Marshall Spight wrote:
> Bob Badour wrote:
>
>>Marshall Spight wrote:
>>
>>
>>>If we have a requirement to distinguish between
>>>exists-but-we-don't-know
>>>and doesn't-exist, then the cardinality-0 model is insufficient. But
>>>there
>>>are also cases where we won't need to so distinguish, and cases
>>>where doesn't-exist is not a possibility. In those cases, I would
>>>propose that cardinality-0 is often a better choice than SQL's NULL.
>>
>>Yes, well, you are not putting the bar very high. Now, are you? Besting
>>SQL's NULL for handling missing information is rather like tripping over
>>a shoelace.
>>
>>The closed world assumption is going to bite you more often than you
>>seem to suppose. Presumably, if you have a relation valued attribute,
>>you intend to use the relational algebra or calculus on it. However, the
>>closed world assumption is central to both which means they will yield
>>incorrect results in many cases unless the user takes extraordinary
>>measures to account for the not-quite-closed nature of the model's
world.
>>
>>One must consider those consequences when considering relation valued
>>attributes as a means to describe missing information.
>
> I do not disagree, but I'm not sure if I'm seeing all the consequences
> you refer to. I agree that how the algebra behaves is im****tant.
>
> Lame example:
> Given a Persons relation with an Age attribute. (I know it is better
> to have a Birthdate attribute, but for this artifical example, this
> will
> suffice.) The Age attribute is an RVA of a single int attribute with
> an empty key (that is, it is either an int or empty, indicating we
> don't
> know the age.) If we wanted to calculate the average age of
> Persons, and we took sum(Age) / count(Age), (waving my hands
> around the nest/unnest issue), then it would seem to me that
> what you would most likely want to know is, of the people for whom
> the age is known, what is the average, which is exactly what
> I'd expect the RVA-Age schema to give you.

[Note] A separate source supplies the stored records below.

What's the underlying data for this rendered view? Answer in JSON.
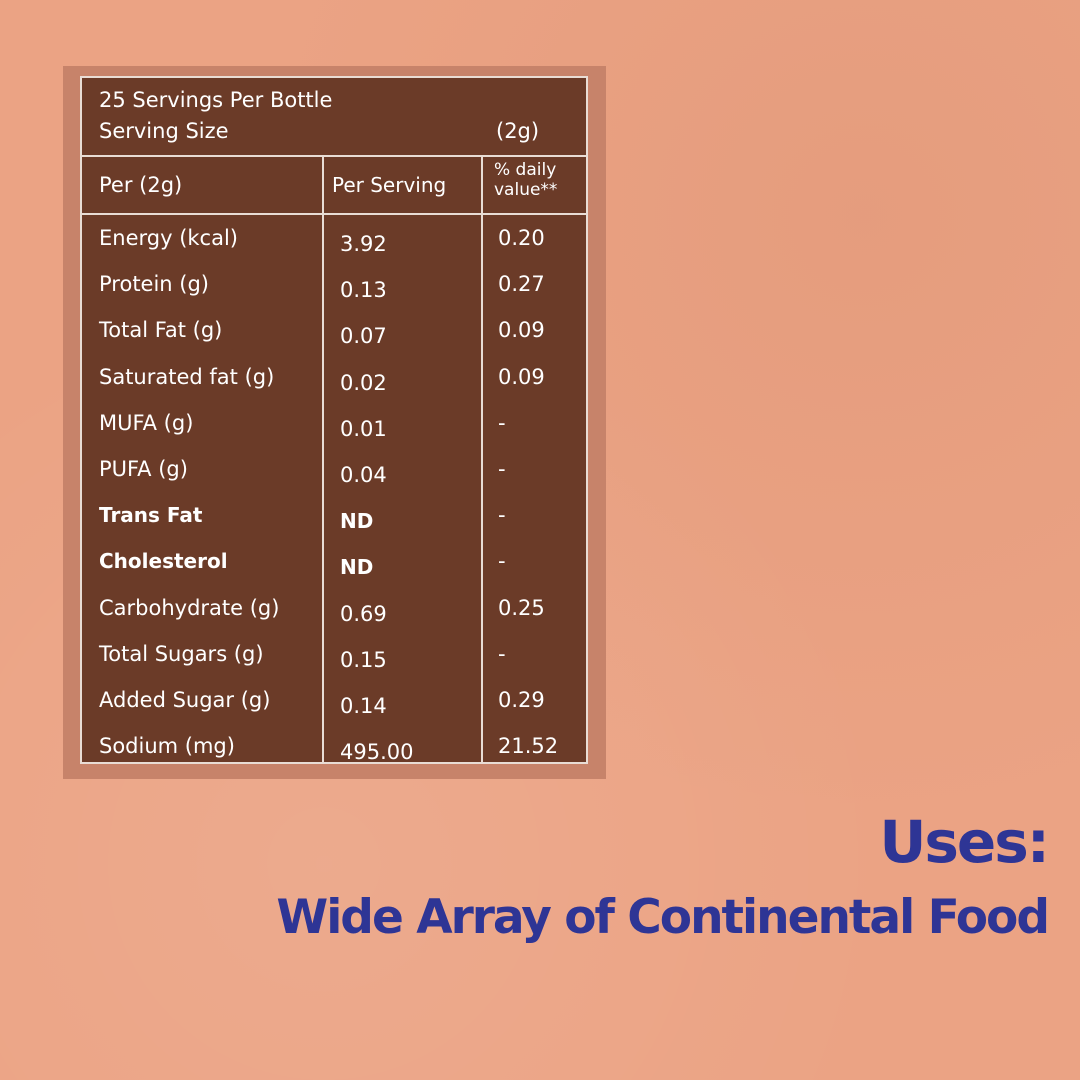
{
  "header": {
    "servings": "25 Servings Per Bottle",
    "serving_size_label": "Serving Size",
    "serving_size_value": "(2g)"
  },
  "columns": {
    "c1": "Per (2g)",
    "c2": "Per Serving",
    "c3a": "% daily",
    "c3b": "value**"
  },
  "rows": [
    {
      "name": "Energy (kcal)",
      "per": "3.92",
      "dv": "0.20",
      "bold": false
    },
    {
      "name": "Protein (g)",
      "per": "0.13",
      "dv": "0.27",
      "bold": false
    },
    {
      "name": "Total Fat (g)",
      "per": "0.07",
      "dv": "0.09",
      "bold": false
    },
    {
      "name": "Saturated fat (g)",
      "per": "0.02",
      "dv": "0.09",
      "bold": false
    },
    {
      "name": "MUFA (g)",
      "per": "0.01",
      "dv": "-",
      "bold": false
    },
    {
      "name": "PUFA (g)",
      "per": "0.04",
      "dv": "-",
      "bold": false
    },
    {
      "name": "Trans Fat",
      "per": "ND",
      "dv": "-",
      "bold": true
    },
    {
      "name": "Cholesterol",
      "per": "ND",
      "dv": "-",
      "bold": true
    },
    {
      "name": "Carbohydrate (g)",
      "per": "0.69",
      "dv": "0.25",
      "bold": false
    },
    {
      "name": "Total Sugars (g)",
      "per": "0.15",
      "dv": "-",
      "bold": false
    },
    {
      "name": "Added Sugar (g)",
      "per": "0.14",
      "dv": "0.29",
      "bold": false
    },
    {
      "name": "Sodium (mg)",
      "per": "495.00",
      "dv": "21.52",
      "bold": false
    }
  ],
  "uses": {
    "title": "Uses:",
    "text": "Wide Array of Continental Food"
  },
  "colors": {
    "background": "#eba384",
    "table": "#6b3b28",
    "accent_text": "#2e3595"
  }
}
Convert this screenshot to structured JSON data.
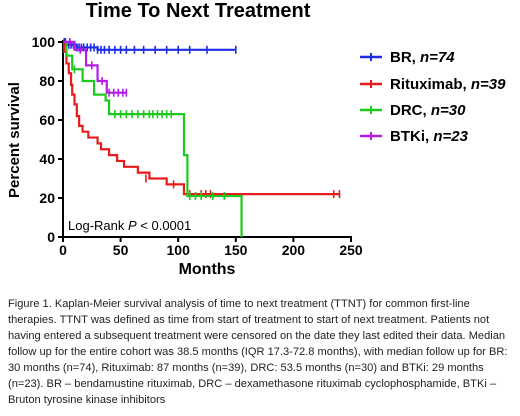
{
  "chart_data": {
    "type": "line",
    "subtype": "kaplan-meier step",
    "title": "Time To Next Treatment",
    "xlabel": "Months",
    "ylabel": "Percent survival",
    "xlim": [
      0,
      250
    ],
    "ylim": [
      0,
      100
    ],
    "xticks": [
      "0",
      "50",
      "100",
      "150",
      "200",
      "250"
    ],
    "yticks": [
      "0",
      "20",
      "40",
      "60",
      "80",
      "100"
    ],
    "grid": false,
    "legend_position": "right",
    "annotation": {
      "prefix": "Log-Rank ",
      "p": "P",
      "suffix": " < 0.0001"
    },
    "series": [
      {
        "name": "BR",
        "n_label": "n=74",
        "color": "#1f2ee6",
        "steps": [
          [
            0,
            100
          ],
          [
            3,
            98.6
          ],
          [
            12,
            97.2
          ],
          [
            30,
            96
          ]
        ],
        "end_x": 150,
        "censors": [
          [
            1,
            100
          ],
          [
            2,
            100
          ],
          [
            3,
            98.6
          ],
          [
            5,
            98.6
          ],
          [
            7,
            98.6
          ],
          [
            9,
            98.6
          ],
          [
            12,
            97.2
          ],
          [
            14,
            97.2
          ],
          [
            16,
            97.2
          ],
          [
            18,
            97.2
          ],
          [
            21,
            97.2
          ],
          [
            24,
            97.2
          ],
          [
            27,
            97.2
          ],
          [
            30,
            96
          ],
          [
            33,
            96
          ],
          [
            36,
            96
          ],
          [
            40,
            96
          ],
          [
            45,
            96
          ],
          [
            50,
            96
          ],
          [
            55,
            96
          ],
          [
            62,
            96
          ],
          [
            70,
            96
          ],
          [
            80,
            96
          ],
          [
            90,
            96
          ],
          [
            100,
            96
          ],
          [
            110,
            96
          ],
          [
            125,
            96
          ],
          [
            150,
            96
          ]
        ]
      },
      {
        "name": "Rituximab",
        "n_label": "n=39",
        "color": "#e61c1c",
        "steps": [
          [
            0,
            100
          ],
          [
            1,
            95
          ],
          [
            3,
            89
          ],
          [
            5,
            84
          ],
          [
            7,
            78
          ],
          [
            8,
            73
          ],
          [
            10,
            68
          ],
          [
            12,
            62
          ],
          [
            14,
            57
          ],
          [
            17,
            54
          ],
          [
            22,
            51
          ],
          [
            30,
            48
          ],
          [
            33,
            45
          ],
          [
            40,
            42
          ],
          [
            47,
            39
          ],
          [
            53,
            36
          ],
          [
            65,
            33
          ],
          [
            75,
            30
          ],
          [
            90,
            27
          ],
          [
            105,
            22
          ]
        ],
        "end_x": 240,
        "censors": [
          [
            72,
            30
          ],
          [
            96,
            27
          ],
          [
            110,
            22
          ],
          [
            120,
            22
          ],
          [
            124,
            22
          ],
          [
            128,
            22
          ],
          [
            235,
            22
          ],
          [
            240,
            22
          ]
        ]
      },
      {
        "name": "DRC",
        "n_label": "n=30",
        "color": "#1ec81e",
        "steps": [
          [
            0,
            100
          ],
          [
            3,
            93
          ],
          [
            8,
            86
          ],
          [
            17,
            80
          ],
          [
            27,
            73
          ],
          [
            37,
            70
          ],
          [
            40,
            63
          ],
          [
            105,
            42
          ],
          [
            108,
            21
          ],
          [
            155,
            0
          ]
        ],
        "end_x": 155,
        "censors": [
          [
            10,
            86
          ],
          [
            45,
            63
          ],
          [
            50,
            63
          ],
          [
            55,
            63
          ],
          [
            60,
            63
          ],
          [
            65,
            63
          ],
          [
            70,
            63
          ],
          [
            75,
            63
          ],
          [
            78,
            63
          ],
          [
            82,
            63
          ],
          [
            86,
            63
          ],
          [
            90,
            63
          ],
          [
            94,
            63
          ],
          [
            110,
            21
          ],
          [
            115,
            21
          ],
          [
            120,
            21
          ],
          [
            130,
            21
          ],
          [
            140,
            21
          ]
        ]
      },
      {
        "name": "BTKi",
        "n_label": "n=23",
        "color": "#b21ee6",
        "steps": [
          [
            0,
            100
          ],
          [
            10,
            96
          ],
          [
            20,
            88
          ],
          [
            30,
            80
          ],
          [
            38,
            74
          ]
        ],
        "end_x": 55,
        "censors": [
          [
            6,
            100
          ],
          [
            15,
            96
          ],
          [
            25,
            88
          ],
          [
            34,
            80
          ],
          [
            40,
            74
          ],
          [
            44,
            74
          ],
          [
            48,
            74
          ],
          [
            52,
            74
          ],
          [
            55,
            74
          ]
        ]
      }
    ]
  },
  "caption": "Figure 1. Kaplan-Meier survival analysis of time to next treatment (TTNT) for common first-line therapies. TTNT was defined as time from start of treatment to start of next treatment. Patients not having entered a subsequent treatment were censored on the date they last edited their data. Median follow up for the entire cohort was 38.5 months (IQR 17.3-72.8 months), with median follow up for BR: 30 months (n=74), Rituximab: 87 months (n=39), DRC: 53.5 months (n=30) and BTKi: 29 months (n=23). BR – bendamustine rituximab, DRC – dexamethasone rituximab cyclophosphamide, BTKi – Bruton tyrosine kinase inhibitors"
}
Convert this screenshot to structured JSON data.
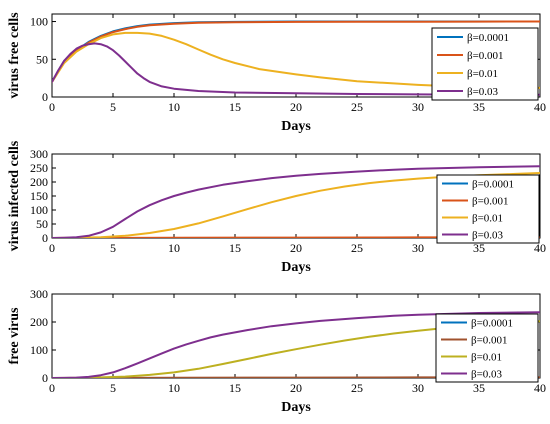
{
  "chart_data": [
    {
      "type": "line",
      "xlabel": "Days",
      "ylabel": "virus free cells",
      "xlim": [
        0,
        40
      ],
      "ylim": [
        0,
        110
      ],
      "xticks": [
        "0",
        "5",
        "10",
        "15",
        "20",
        "25",
        "30",
        "35",
        "40"
      ],
      "yticks": [
        "0",
        "50",
        "100"
      ],
      "ytick_values": [
        0,
        50,
        100
      ],
      "legend_position": "right",
      "series": [
        {
          "name": "β=0.0001",
          "color": "#0072BD",
          "x": [
            0,
            1,
            2,
            3,
            4,
            5,
            6,
            7,
            8,
            10,
            12,
            15,
            20,
            25,
            30,
            35,
            40
          ],
          "y": [
            20,
            48,
            62,
            73,
            81,
            87,
            91,
            94,
            96,
            98,
            99,
            99.5,
            100,
            100,
            100,
            100,
            100
          ]
        },
        {
          "name": "β=0.001",
          "color": "#D95319",
          "x": [
            0,
            1,
            2,
            3,
            4,
            5,
            6,
            7,
            8,
            10,
            12,
            15,
            20,
            25,
            30,
            35,
            40
          ],
          "y": [
            20,
            47,
            61,
            72,
            80,
            86,
            90,
            93,
            95,
            97,
            98.5,
            99,
            99.5,
            99.7,
            99.8,
            99.9,
            100
          ]
        },
        {
          "name": "β=0.01",
          "color": "#EDB120",
          "x": [
            0,
            1,
            2,
            3,
            4,
            5,
            6,
            7,
            8,
            9,
            10,
            11,
            12,
            13,
            14,
            15,
            17,
            20,
            22,
            25,
            28,
            30,
            33,
            35,
            37,
            40
          ],
          "y": [
            20,
            45,
            60,
            70,
            78,
            83,
            85,
            85,
            84,
            81,
            76,
            70,
            63,
            56,
            50,
            45,
            37,
            30,
            26,
            21,
            18,
            16,
            14,
            13,
            12.5,
            12
          ]
        },
        {
          "name": "β=0.03",
          "color": "#7E2F8E",
          "x": [
            0,
            0.5,
            1,
            1.5,
            2,
            2.5,
            3,
            3.5,
            4,
            4.5,
            5,
            5.5,
            6,
            6.5,
            7,
            7.5,
            8,
            9,
            10,
            12,
            15,
            20,
            25,
            30,
            35,
            40
          ],
          "y": [
            20,
            35,
            48,
            57,
            64,
            68,
            70,
            71,
            70,
            67,
            62,
            55,
            47,
            39,
            31,
            25,
            20,
            14,
            11,
            8,
            6,
            5,
            4,
            3.5,
            3,
            3
          ]
        }
      ]
    },
    {
      "type": "line",
      "xlabel": "Days",
      "ylabel": "virus infected cells",
      "xlim": [
        0,
        40
      ],
      "ylim": [
        0,
        300
      ],
      "xticks": [
        "0",
        "5",
        "10",
        "15",
        "20",
        "25",
        "30",
        "35",
        "40"
      ],
      "yticks": [
        "0",
        "100",
        "200",
        "300"
      ],
      "ytick_values": [
        0,
        100,
        200,
        300
      ],
      "yticks_minor": [
        "50",
        "150",
        "250"
      ],
      "yticks_minor_values": [
        50,
        150,
        250
      ],
      "legend_position": "right",
      "series": [
        {
          "name": "β=0.0001",
          "color": "#0072BD",
          "x": [
            0,
            10,
            20,
            30,
            40
          ],
          "y": [
            0,
            0,
            0,
            0,
            0
          ]
        },
        {
          "name": "β=0.001",
          "color": "#D95319",
          "x": [
            0,
            5,
            10,
            20,
            30,
            40
          ],
          "y": [
            0,
            0.5,
            1,
            1.5,
            2,
            2
          ]
        },
        {
          "name": "β=0.01",
          "color": "#EDB120",
          "x": [
            0,
            2,
            4,
            6,
            8,
            10,
            12,
            14,
            16,
            18,
            20,
            22,
            24,
            26,
            28,
            30,
            32,
            35,
            38,
            40
          ],
          "y": [
            0,
            1,
            3,
            8,
            18,
            32,
            52,
            77,
            103,
            128,
            150,
            169,
            184,
            196,
            205,
            212,
            218,
            224,
            229,
            232
          ]
        },
        {
          "name": "β=0.03",
          "color": "#7E2F8E",
          "x": [
            0,
            1,
            2,
            3,
            4,
            5,
            6,
            7,
            8,
            9,
            10,
            11,
            12,
            14,
            16,
            18,
            20,
            22,
            25,
            28,
            30,
            35,
            40
          ],
          "y": [
            0,
            1,
            3,
            8,
            20,
            40,
            68,
            95,
            117,
            135,
            150,
            162,
            173,
            190,
            203,
            214,
            222,
            229,
            237,
            244,
            247,
            253,
            256
          ]
        }
      ]
    },
    {
      "type": "line",
      "xlabel": "Days",
      "ylabel": "free virus",
      "xlim": [
        0,
        40
      ],
      "ylim": [
        0,
        300
      ],
      "xticks": [
        "0",
        "5",
        "10",
        "15",
        "20",
        "25",
        "30",
        "35",
        "40"
      ],
      "yticks": [
        "0",
        "100",
        "200",
        "300"
      ],
      "ytick_values": [
        0,
        100,
        200,
        300
      ],
      "legend_position": "right",
      "series": [
        {
          "name": "β=0.0001",
          "color": "#0072BD",
          "x": [
            0,
            10,
            20,
            30,
            40
          ],
          "y": [
            0,
            0,
            0,
            0,
            0
          ]
        },
        {
          "name": "β=0.001",
          "color": "#A0522D",
          "x": [
            0,
            5,
            10,
            20,
            30,
            40
          ],
          "y": [
            0,
            0.5,
            1,
            1.5,
            2,
            2
          ]
        },
        {
          "name": "β=0.01",
          "color": "#BDB020",
          "x": [
            0,
            2,
            4,
            6,
            8,
            10,
            12,
            14,
            16,
            18,
            20,
            22,
            24,
            26,
            28,
            30,
            32,
            35,
            38,
            40
          ],
          "y": [
            0,
            0.5,
            2,
            5,
            11,
            20,
            33,
            50,
            68,
            86,
            103,
            119,
            134,
            147,
            159,
            169,
            178,
            189,
            198,
            203
          ]
        },
        {
          "name": "β=0.03",
          "color": "#7E2F8E",
          "x": [
            0,
            1,
            2,
            3,
            4,
            5,
            6,
            7,
            8,
            9,
            10,
            11,
            12,
            13,
            14,
            15,
            16,
            18,
            20,
            22,
            25,
            28,
            30,
            35,
            40
          ],
          "y": [
            0,
            0.5,
            1.5,
            4,
            10,
            20,
            35,
            52,
            70,
            88,
            105,
            120,
            133,
            145,
            155,
            163,
            171,
            185,
            195,
            204,
            214,
            222,
            226,
            232,
            235
          ]
        }
      ]
    }
  ]
}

Your example works exactly as NULL does, and I consider the result
incorrect. The average age of the entire cohort is unknown, and it is
misleading to pretend otherwise.
Consider the situation where one also has a (possibly unknown) Weight
attribute. If one queries for average Age, one gets a numeric answer. If
one queries for average Weight, one gets a numeric answer. If one
queries for average Age and average Weight, one gets two numeric answers
that may not equal the answers above.
This sort of thing has been a source of many errors I have been asked to
correct. Basically, it breaks the identity: SUM(A) + SUM(B) = SUM(A+B)
Some folks get really antsy when the numbers don't balance.
>>>I don't think it's a complete solution, though. I think some kind of
>>>sum type, as in SML, is also quite desirable. This lets the
>>>modeller create special values according to the requirements
>>>of the domain.
>>
>>I could not find a comprehensive enough reference for SML online to
>>decypher what you are saying above. Is a sum type similar to a union
>>type of some sort?
>
> Yes; specifically a tagged union, unlike the untagged C union.
> Here's a decent article:
>
> http://en.wikipedia.org/wiki/Tagged_union
Yes, I agree. That would be very useful.


|